The standard strategy for evaluating the accuracy of classification methods is application of a training-validation approach, in which a training set is utilized to identify the molecular signature and a validation set is used to estimate the degree of reliability. For the validation assay, a large sample size is needed before expression profiling can be utilized in a clinical setting [39]. In the current study, the accuracy of a predictive S100A8-correlated gene signature was tested using five independent algorithms with gene expression data from a large independent European cohort (Figure 3). This result demonstrated not only a strong association between gene expression patterns and progression, but also provided strong evidence of the reliability of the prediction.

Based on an analysis of the S100A8-correlated genes in the context of gene networks, we identified a putative role for S100A8 in disease progression of bladder cancer. Because S100A8 is the downstream target of IL1B [37], our results strongly support the potential involvement of IL1B in tumor progression. Recent studies indicate that IL1B is associated with tumor invasiveness and metastasis [40, 41]. Many of the satellite genes associated with IL1B (i.e., CXCL2, PLA2G7, CCL11, S100A9, CD163, RNASE7, and OSM) (Figure 5) participate in inflammatory and immune responses, which are the best known activities of IL1B. Previous studies have demonstrated that IL1B activates inflammation that promotes tumor invasiveness [40]. It was reported previously that S100A9 is up-regulated in conjunction with S100A8 in many cancers, including gastric cancer [20], prostate cancer [16, 17], and colorectal cancer [18, 19]. Both S100A8 and S100A9 have been implicated in the regulation of cell proliferation [16, 24] and metastatic processes [25]. Thus, S100A9 may prove a valuable target for prevention of the migration of tumor cells to pre-metastatic sites [26].
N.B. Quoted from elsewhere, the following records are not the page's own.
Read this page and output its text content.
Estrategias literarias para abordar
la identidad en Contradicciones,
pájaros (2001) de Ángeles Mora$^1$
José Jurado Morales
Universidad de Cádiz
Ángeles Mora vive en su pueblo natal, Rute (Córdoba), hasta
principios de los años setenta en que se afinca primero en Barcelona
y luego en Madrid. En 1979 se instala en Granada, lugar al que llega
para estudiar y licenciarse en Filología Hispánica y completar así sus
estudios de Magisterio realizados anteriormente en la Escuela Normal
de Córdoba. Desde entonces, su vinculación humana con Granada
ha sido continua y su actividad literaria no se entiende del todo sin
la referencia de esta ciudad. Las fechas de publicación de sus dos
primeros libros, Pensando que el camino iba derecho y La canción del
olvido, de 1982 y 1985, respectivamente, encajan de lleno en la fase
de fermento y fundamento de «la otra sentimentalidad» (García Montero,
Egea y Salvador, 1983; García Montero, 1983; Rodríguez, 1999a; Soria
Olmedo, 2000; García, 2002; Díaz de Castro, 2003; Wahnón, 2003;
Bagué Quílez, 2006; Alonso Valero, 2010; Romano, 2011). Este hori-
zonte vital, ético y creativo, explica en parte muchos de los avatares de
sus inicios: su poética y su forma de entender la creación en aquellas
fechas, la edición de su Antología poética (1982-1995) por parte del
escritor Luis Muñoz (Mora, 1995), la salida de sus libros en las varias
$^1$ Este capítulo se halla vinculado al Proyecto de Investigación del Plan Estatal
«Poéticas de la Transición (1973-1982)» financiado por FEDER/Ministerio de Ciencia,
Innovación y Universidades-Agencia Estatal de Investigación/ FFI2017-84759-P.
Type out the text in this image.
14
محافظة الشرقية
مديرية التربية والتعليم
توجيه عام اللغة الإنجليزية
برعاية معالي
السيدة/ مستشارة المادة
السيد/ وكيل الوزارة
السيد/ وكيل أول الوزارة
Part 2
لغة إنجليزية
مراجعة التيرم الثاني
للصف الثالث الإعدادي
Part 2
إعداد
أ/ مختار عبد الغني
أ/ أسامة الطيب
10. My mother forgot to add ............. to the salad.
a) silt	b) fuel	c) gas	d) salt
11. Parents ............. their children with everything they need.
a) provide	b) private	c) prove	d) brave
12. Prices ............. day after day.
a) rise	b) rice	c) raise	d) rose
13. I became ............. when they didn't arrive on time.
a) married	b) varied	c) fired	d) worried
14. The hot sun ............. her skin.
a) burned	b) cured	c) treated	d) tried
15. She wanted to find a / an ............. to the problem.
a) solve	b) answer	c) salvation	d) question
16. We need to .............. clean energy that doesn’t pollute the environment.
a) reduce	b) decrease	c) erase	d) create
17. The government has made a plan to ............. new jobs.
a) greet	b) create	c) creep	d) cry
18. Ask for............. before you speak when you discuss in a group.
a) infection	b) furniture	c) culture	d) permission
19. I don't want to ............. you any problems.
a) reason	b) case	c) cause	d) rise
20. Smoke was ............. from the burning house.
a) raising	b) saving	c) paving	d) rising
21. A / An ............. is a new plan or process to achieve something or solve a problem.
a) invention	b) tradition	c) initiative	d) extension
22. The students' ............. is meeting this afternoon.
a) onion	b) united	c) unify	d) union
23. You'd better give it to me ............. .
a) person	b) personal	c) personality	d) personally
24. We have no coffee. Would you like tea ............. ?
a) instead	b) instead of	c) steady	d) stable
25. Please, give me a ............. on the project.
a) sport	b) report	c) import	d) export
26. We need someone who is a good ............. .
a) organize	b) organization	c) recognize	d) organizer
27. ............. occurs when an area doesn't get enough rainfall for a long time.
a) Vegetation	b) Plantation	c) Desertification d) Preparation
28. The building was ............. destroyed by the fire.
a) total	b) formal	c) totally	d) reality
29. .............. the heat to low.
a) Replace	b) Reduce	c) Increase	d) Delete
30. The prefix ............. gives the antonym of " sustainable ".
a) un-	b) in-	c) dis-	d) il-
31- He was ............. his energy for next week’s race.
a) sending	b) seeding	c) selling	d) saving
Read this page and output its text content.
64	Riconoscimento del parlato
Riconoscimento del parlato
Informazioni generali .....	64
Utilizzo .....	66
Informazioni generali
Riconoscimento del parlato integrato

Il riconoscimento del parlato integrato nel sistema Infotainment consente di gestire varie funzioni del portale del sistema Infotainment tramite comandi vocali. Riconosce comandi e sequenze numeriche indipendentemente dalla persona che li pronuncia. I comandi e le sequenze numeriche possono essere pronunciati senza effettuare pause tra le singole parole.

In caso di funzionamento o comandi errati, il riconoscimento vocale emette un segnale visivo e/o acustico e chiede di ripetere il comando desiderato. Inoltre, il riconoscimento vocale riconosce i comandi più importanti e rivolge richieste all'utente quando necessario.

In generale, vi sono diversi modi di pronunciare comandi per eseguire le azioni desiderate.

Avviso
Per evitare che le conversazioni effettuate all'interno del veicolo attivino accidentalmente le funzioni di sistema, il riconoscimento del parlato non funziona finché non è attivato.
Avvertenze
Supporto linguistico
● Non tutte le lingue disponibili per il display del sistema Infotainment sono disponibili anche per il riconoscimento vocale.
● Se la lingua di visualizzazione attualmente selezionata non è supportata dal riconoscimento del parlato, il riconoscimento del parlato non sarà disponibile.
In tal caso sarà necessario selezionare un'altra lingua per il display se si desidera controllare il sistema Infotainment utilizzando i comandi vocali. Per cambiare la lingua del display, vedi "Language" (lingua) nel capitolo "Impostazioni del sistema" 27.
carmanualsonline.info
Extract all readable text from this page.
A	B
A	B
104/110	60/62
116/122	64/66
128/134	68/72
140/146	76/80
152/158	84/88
Our results demonstrate that an expression signature consisting of S100A8 and its correlated genes can be a reliable prognostic indicator of progression in NMIBC, independent of traditional pathologic prognostic parameters. The use of this signature as a predictive indicator could potentially enable the prognosis of heterogeneous NMIBC patients to be determined at diagnosis, which would allow for individualized treatment and evaluation.

Conclusions

We describe a prognostic molecular signature based on gene expression of S100A8-correlated genes that can identify patients with high-risk NMIBC that is likely to develop into MIBC. Identification of patients with high-risk NMIBC may improve the effectiveness of currently available treatments and provide opportunities for the development of new treatment modalities.